Rapid Dragon’s First Live Fire Test Successfully Destroys Test Target

The United States Air Force has announced the success of the Rapid Dragon palletized cruise missile delivery system’s first live-fire test. A current inventory cruise missile with a live warhead was used as the test’s Flight Test Vehicle.

During the December 16 test at the Eglin Overwater Test Range, an MC-130J flown by an Air Force Special Operations Command operational flight crew received new targeting data while in flight. The aircraft agnostic Battle Management System then conducted its first-ever upload of new targeting data into a live cruise missile. 

Upon reaching the drop zone over the Gulf of Mexico, the MC-130J airdropped a four-cell Rapid Dragon palletized deployment system containing the Flight Test Vehicle and three mass simulants, with the missiles sequentially released after the box’s parachutes were deployed. The missiles demonstrated safe separation and weapon deconfliction following release in an “unconventional” nose-down vertical deployment method. The missile then deployed its wings and tail to achieve aerodynamic control, before igniting its engine and performing a powered pull-up maneuver. The Flight Test Vehicle then proceeded towards its new target, successfully destroying it on impact.

A JASSM-ER Separation Test Vehicle successfully separates from the sabot following the weapon release during a November 3 test, followed by the deployment of the STV’s control surfaces (wings and tail). (Air Force Research Laboratory photo)

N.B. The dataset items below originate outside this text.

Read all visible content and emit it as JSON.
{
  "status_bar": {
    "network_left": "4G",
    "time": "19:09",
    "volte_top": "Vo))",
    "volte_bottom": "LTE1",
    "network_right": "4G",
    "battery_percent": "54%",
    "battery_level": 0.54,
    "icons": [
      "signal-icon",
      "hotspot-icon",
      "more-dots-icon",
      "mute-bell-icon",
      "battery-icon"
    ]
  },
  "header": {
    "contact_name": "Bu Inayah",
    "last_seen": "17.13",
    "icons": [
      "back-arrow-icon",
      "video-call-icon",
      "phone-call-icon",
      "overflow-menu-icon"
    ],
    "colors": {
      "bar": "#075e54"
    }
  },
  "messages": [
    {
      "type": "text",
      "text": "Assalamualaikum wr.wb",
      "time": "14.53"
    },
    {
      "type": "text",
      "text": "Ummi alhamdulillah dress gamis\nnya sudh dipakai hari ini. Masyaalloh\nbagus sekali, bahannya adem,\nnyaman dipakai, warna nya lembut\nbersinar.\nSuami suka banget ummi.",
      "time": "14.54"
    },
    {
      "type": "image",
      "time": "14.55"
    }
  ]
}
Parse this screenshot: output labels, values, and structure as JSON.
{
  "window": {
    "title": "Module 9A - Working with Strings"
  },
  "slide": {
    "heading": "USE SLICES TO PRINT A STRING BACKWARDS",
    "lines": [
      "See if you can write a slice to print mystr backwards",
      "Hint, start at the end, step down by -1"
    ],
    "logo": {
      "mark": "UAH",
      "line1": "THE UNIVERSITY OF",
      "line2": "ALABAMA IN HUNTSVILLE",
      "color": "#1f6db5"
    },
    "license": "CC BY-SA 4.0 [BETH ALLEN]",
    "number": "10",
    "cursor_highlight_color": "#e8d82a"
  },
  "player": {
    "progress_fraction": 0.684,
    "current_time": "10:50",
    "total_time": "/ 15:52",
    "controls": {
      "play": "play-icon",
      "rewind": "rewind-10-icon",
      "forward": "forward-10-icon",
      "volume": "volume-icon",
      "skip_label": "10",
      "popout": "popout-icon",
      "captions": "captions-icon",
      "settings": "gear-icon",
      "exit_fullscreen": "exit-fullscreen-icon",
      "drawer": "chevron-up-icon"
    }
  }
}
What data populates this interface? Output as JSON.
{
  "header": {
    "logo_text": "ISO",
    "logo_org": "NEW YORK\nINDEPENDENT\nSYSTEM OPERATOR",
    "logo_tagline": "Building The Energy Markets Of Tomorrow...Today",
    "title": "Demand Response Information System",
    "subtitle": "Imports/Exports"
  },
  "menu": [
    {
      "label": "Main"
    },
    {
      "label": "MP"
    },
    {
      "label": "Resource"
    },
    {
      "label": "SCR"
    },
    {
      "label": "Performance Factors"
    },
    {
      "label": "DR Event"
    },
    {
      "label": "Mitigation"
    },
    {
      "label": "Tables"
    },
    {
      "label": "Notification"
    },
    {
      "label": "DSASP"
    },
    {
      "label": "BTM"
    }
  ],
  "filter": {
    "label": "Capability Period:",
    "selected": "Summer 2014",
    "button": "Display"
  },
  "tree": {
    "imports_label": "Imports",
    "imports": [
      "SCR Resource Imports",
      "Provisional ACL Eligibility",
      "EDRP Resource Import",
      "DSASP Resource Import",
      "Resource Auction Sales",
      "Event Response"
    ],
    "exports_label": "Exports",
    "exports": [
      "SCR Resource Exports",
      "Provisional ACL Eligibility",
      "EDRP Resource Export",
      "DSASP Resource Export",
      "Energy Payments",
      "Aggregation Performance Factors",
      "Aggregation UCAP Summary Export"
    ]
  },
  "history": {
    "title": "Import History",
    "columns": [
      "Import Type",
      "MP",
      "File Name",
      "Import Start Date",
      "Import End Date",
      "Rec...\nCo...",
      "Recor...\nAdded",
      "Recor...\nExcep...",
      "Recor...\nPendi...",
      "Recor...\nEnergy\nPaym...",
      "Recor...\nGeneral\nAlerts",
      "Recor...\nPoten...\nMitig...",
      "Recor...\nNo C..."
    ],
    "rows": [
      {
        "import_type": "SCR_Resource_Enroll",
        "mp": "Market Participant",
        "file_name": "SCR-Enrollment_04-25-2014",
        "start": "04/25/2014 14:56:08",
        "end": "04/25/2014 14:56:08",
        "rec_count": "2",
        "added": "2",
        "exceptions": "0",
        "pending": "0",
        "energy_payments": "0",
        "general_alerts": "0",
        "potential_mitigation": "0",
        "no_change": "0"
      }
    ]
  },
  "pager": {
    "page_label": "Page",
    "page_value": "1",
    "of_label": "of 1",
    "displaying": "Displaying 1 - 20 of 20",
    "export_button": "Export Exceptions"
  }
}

Following the successful final test, the Air Force plans to conduct a live fire test from a C-17 in spring 2022, demonstrating the Rapid Dragon system’s aircraft agnostic capabilities, in particular the transferability of Rapid Dragon’s retargeting methodology to other strike and cargo platforms. A follow-on program will explore expanding Rapid Dragon to support additional weapons systems and “multiple effects capabilities”, in addition to maturing the current developmental prototype into an operational prototype over the next two years.

The Air Force credits agility and collaboration for the government/industry team behind Rapid Dragon going from a design to a system level flight test in 10 months, followed by a live fire test five months afterwards. The program has used three different aircraft types to date, with MC-130J, EC-130SJ and C-17As used to conduct five system level flight tests.

A standard cargo airdrop of the Rapid Dragon Palletized Munition Deployment System from a C-17A in July. A 4-pack configuration is used for demonstration purposes. (US Air Force)

Air Force Strategic Development Planning and Experimentation Office Rapid Dragon Program Manager Dr. Dean Evans says that the program is a “prime example of a government/industry partnership that embraces this acceleration mindset”, assembling a community of subject matter experts and executing an “aggressive, but well-thought-out, experimentation campaign”. He continued:

“Rapid Dragon was able to accelerate development by building a broad and strong team.  We were committed to a ’test often/learn-fast’ culture, dedicated to experimenting frequently and taking calculated risks. In addition to the MAJCOMs and Air Staff, the Rapid Dragon team included the Developmental Test and Operational Test communities, the aircraft and weapons Program Offices, and the mission planners. This collaboration from the onset streamlined the process and accelerated development, involving groups from the program inception that are not normally included at the very early stages, and that has made all the difference.”